Human Rights Watch: Israel’s War with Hezbollah Merits More Scrutiny than “Sexual Atrocities Extending ‘Far Beyond Rape’”?

August 1st, 2007 by NGO Monitor Staff | Category: Human Rights, Human Rights Watch, Lebanon War 2006

HRW has done little reporting in real time on unspeakable abuses of human rights in several African countries.  One notable example is the Central African Republic (CAR) - a crisis so vicious and bloody, that the International Criminal Court (ICC) has initiated proceedings.  The ICC notes that “sexual violence appears to have been a central feature” of the 2002-2003 conflict.   HRW issued a statement in May 2007 praising the ICC for finally tackling these abuses.  Incredibly, however, HRW itself issued no statements on these atrocities as they were taking place.    In fact, HRW’s only publication addressing the CAR conflict, prior to May 2007, was published in 2001.  Why did HRW at the time remain silent on these massive human rights abuses?  Another horrific crisis is underway in the Democratic Republic of Congo (DRC).  After a July 2007 visit, the UN’s Special Investigator for Violence Against Women reports that “sexual atrocities . . . extending ‘far beyond rape’ and include sexual slavery, forced incest and cannibalism” are rampant in the country’s South Kivu province and are the “worst [the investigator] has ever seen.”  While HRW in the past has commented on the violent conflict in the DRC, the last HRW report specifically addressing sexual crimes was published in March 2005 based on investigations in 2003-2004.  Indeed, aside from a couple of press releases, HRW has issued no significant publications in 2007 on the DRC conflict that has killed almost 4 million people since 1998.

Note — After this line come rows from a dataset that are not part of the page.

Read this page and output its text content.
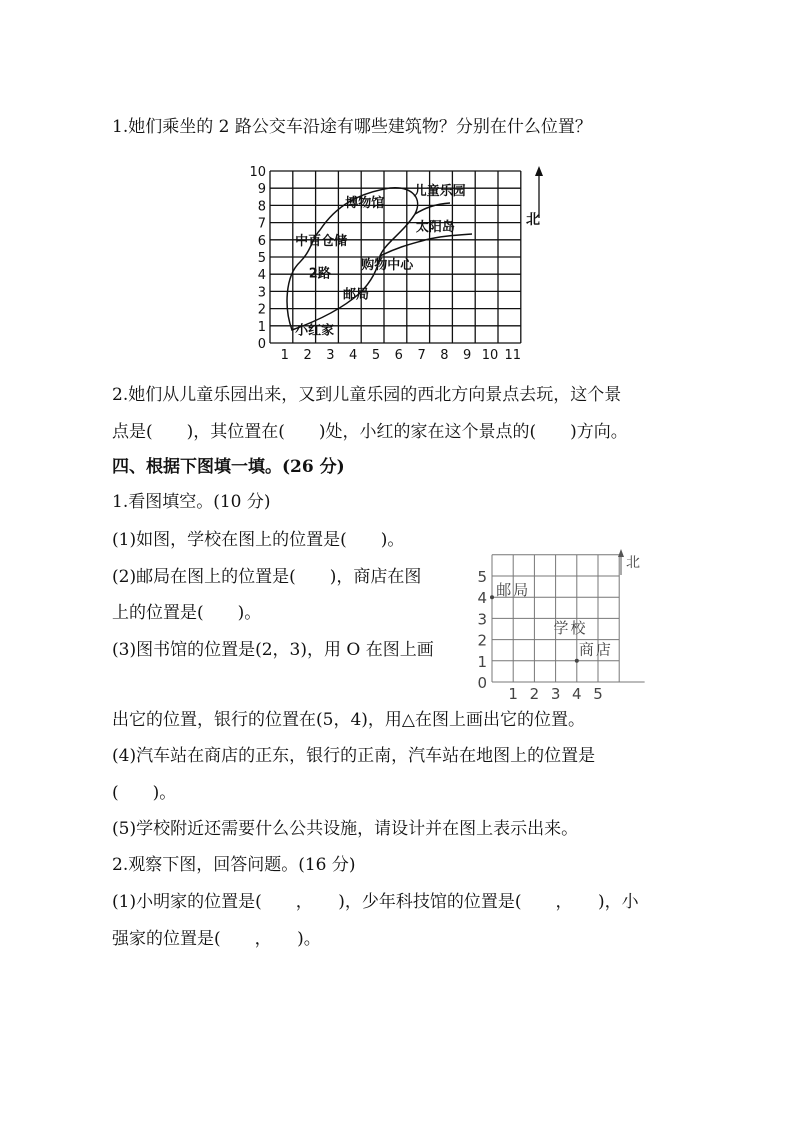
1.她们乘坐的 2 路公交车沿途有哪些建筑物？分别在什么位置？
0
1
2
3
4
5
6
7
8
9
10
1 2 3 4 5 6 7 8 9 10 11
小红家
中百仓储
博物馆
儿童乐园
太阳岛
购物中心
邮局
2路
北
2.她们从儿童乐园出来，又到儿童乐园的西北方向景点去玩，这个景
点是(　　)，其位置在(　　)处，小红的家在这个景点的(　　)方向。
四、根据下图填一填。(26 分)
1.看图填空。(10 分)
(1)如图，学校在图上的位置是(　　)。
(2)邮局在图上的位置是(　　)，商店在图
上的位置是(　　)。
(3)图书馆的位置是(2，3)，用 O 在图上画
出它的位置，银行的位置在(5，4)，用△在图上画出它的位置。
(4)汽车站在商店的正东，银行的正南，汽车站在地图上的位置是
(　　)。
(5)学校附近还需要什么公共设施，请设计并在图上表示出来。
2.观察下图，回答问题。(16 分)
(1)小明家的位置是(　　，　　)，少年科技馆的位置是(　　，　　)，小
强家的位置是(　　，　　)。
0
1
2
3
4
5
1 2 3 4 5
邮局
学校
商店
北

In contrast to HRW’s neglect of these horrendous sexual crimes, during the 2006 Israel-Hezbollah conflict, HRW issued publications on an almost daily basis that mostly condemned Israeli responses to Hezbollah rocket fire on Israeli civilians.  And from 2000-2007, HRW has published more than 200 reports, statements, press releases, and opeds again mostly condemning Israel for exercising its right to self-defense against Palestinian suicide bombings, shootings, rocket attacks, and kidnappings; accusing Israel of “war crimes” and other international law violations; and calling for UN and international inquiries.

Who at HRW is deciding that obsessive reporting on Israeli responses to Hezbollah and Palestinian terror is more important than exposing mass gang rapes, forced incest, and cannibalism in Africa?